Blazing a trail

Put your neck on the line with these winter picks

Fashion

This article is taken from the December-January 2025 issue of The Critic. To get the full magazine why not subscribe? Right now we’re offering five issues for just £10.


No one needs new clothes for 2024’s festive onslaught because of the three Ps. For which read: the planet (obv); poverty — does anyone actually have any money any more? I know I don’t; and the patriarchy, because it’s always the patriarchy, amirite?

But, also — as I will keep droning on about month after mofoin’ month — because fashion has staggered to a halt. Want to win chic this Christmas? Then, pull out an ancient tux and sport it haughtily sans shirt.

That said, if for some reason you are yet to acquire one of Jigsaw’s razor-sharp Ashby Velvet Blazers (£240, jigsaw-oline.com) with its matching, bootcut Mason Velvet Trouser (£160), then just fucking do it, okay? This is the third year of this duo being the Yuletide hill I die on. Front darted, satin-trimmed, they’re as close to 70s Yves Saint Laurent/90s Tom Ford as you’ll get with change from £5k.

You can sport this combo to each and every bash from mid-November to Epiphany, then every day until late March, plus every successive year for the next 50, and still be the coolest bitch in every room.

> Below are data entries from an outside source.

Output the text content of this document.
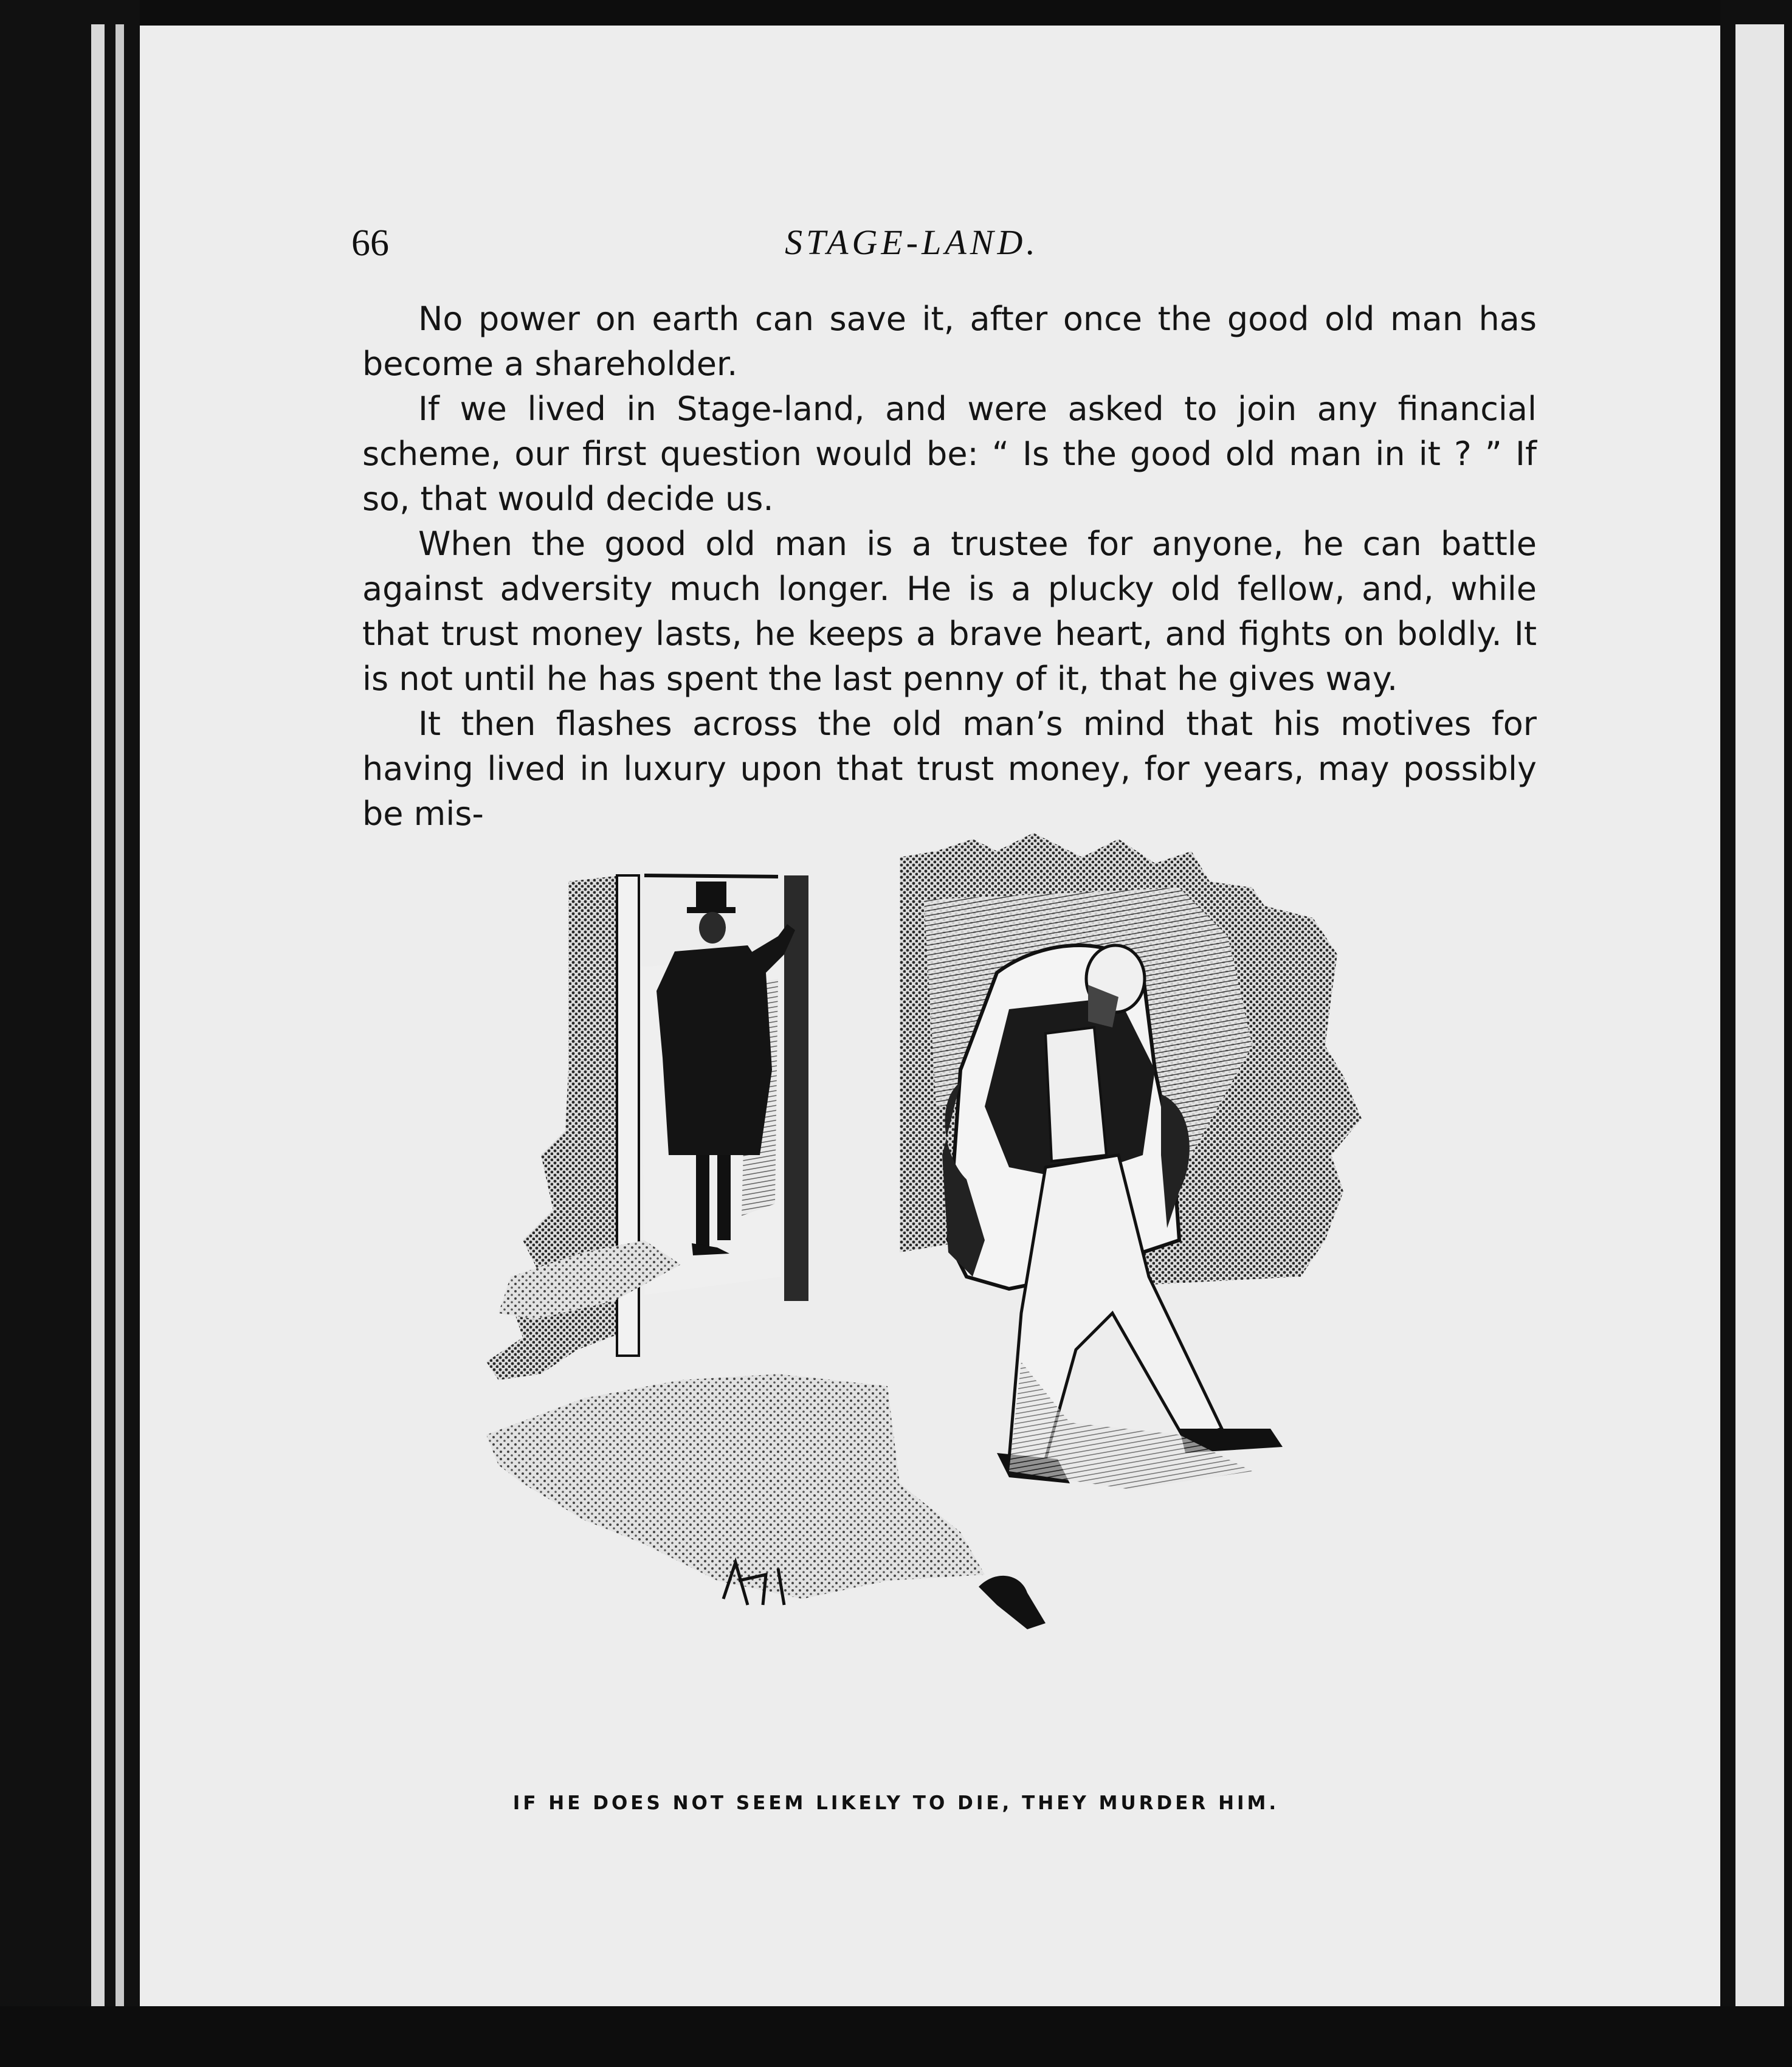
66	STAGE-LAND.

No power on earth can save it, after once the good old man has become a shareholder.

If we lived in Stage-land, and were asked to join any financial scheme, our first question would be: “ Is the good old man in it ? ” If so, that would decide us.

When the good old man is a trustee for anyone, he can battle against adversity much longer. He is a plucky old fellow, and, while that trust money lasts, he keeps a brave heart, and fights on boldly. It is not until he has spent the last penny of it, that he gives way.

It then flashes across the old man’s mind that his motives for having lived in luxury upon that trust money, for years, may possibly be mis-

IF HE DOES NOT SEEM LIKELY TO DIE, THEY MURDER HIM.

Jigsaw has even come up with an Oversize Sequin Clutch (£120) with fabulous, fat paillettes to go with each of this year’s incarnations. Only you get the scarlet, because I shall be purchasing my third Ashby/Mason duo in the sublimely sophisticated midnight.

If you really twisted my arm, and were seeking to stand out from the tinselled masses, I might recommend investing in Me & Em’s Forever Shawl Collar Tux Blazer in ivory (£350, meandem.com), and either teaming it with black — à la a cool, cross-dressing, non-binary Weimar waiter — or going full, sexy Mr del Monte by donning it with the ivory Forever Relaxed Tux Man Pant (£250), but omitting the Textured Tailored Tux Vest (£250). Scorchio — yet insouciantly so.

Assuming you are already suited and booted, it may be cheering to opt for a refresher piece by way of festive armour. NRBY’s Zoe Silk-satin Pintuck Shirt in ivory (£190, nrbyclothing.com) is winning: a sensuously shiny, bib-fronted, dress shirt with dashing mother of pearl buttons.

Or, if you must coruscate, I like the look of Cefinn’s Cecile Sequin Blouse (£240), punchily-shouldered sparkles on an easy-to-wear jersey base. I’m cravin’ navy so you go for gold.

Or opt for a fuck-you-very-much accessory. I’ve discovered that the best way I can appear at any event — wedding, christening or government inquiry — is in a Victoria Grant titfer (victoriagrant.com/shop-online).

Everyone immediately informs me that I’m the best-dressed individual of all time, such that I am not required to boast any sort of personality. They’re an introvert’s wet dream.

Or, if you’re feeling thrustingly fashion forward, stray lower and indulge not in a head, but a neck piece. For throats are the erogenous zone of the moment, hence my advocating those shirtless, exposed-clavicle lewks above.

Either reveal the neck, or make a feature of it via strategic adornment. A single strand of pearls feels newly current, but, for carousing, go large.

In a spirit of investigative journalism, I purchased And Other Stories’s Rhinestone Statement Necklace (£77, stories.com), a collar-cum-dancing-diamanté vest, suspended from the shoulders, as a one-stop means to register relaxed glamour.

I got it home to realise that two fronds were missing. By the time I returned it, two more were AWOL. So how’s about the glass, cotton and wood electric Blue Coral Necklace (now £24, shop.royalacademy.org.uk) on sale at the Royal Academy, with its expansive, décolleté reach?

Ribbon, ruffles and Pierrot collars are also quite the thang. The latter — together with pom-pom-slippers and ringmistress pants — are part of a guise fashion folk are referring to as “soft circus”. Hard circus presumably involving tigers and pay-per-view bearded broads.

Not unrelatedly, I finally acquired the late-Tudor ruff of my lifelong dreams, sustainably made in Azerbaijan, in the form of Azima Musayeva’s Ada White Collar (£200, wolfandbadger.com). London-based Musayeva specialises in handcrafted, limited-edition accessories, particularly collars and cuffs. I scored the last white incarnation, but other options abound. Or check out the neck oeuvre of Czech Mimi Lan Nguyen, aka La Femme Mimi, also on Wolf & Badger.

Whilst we’re clowning about, I have long craved the circuscore-meets-Renaissance nonpareil that is Moschino’s Faux Pearl-studded Black Rabbit Fur Cape (£595, hardlyeverwornit.com) online at HEWI. COME ON, Santa: give us it. Arse, I’ve talked myself round. Turns out that consumerism is a need after all, and I’m late-stage capitalism’s crack whore.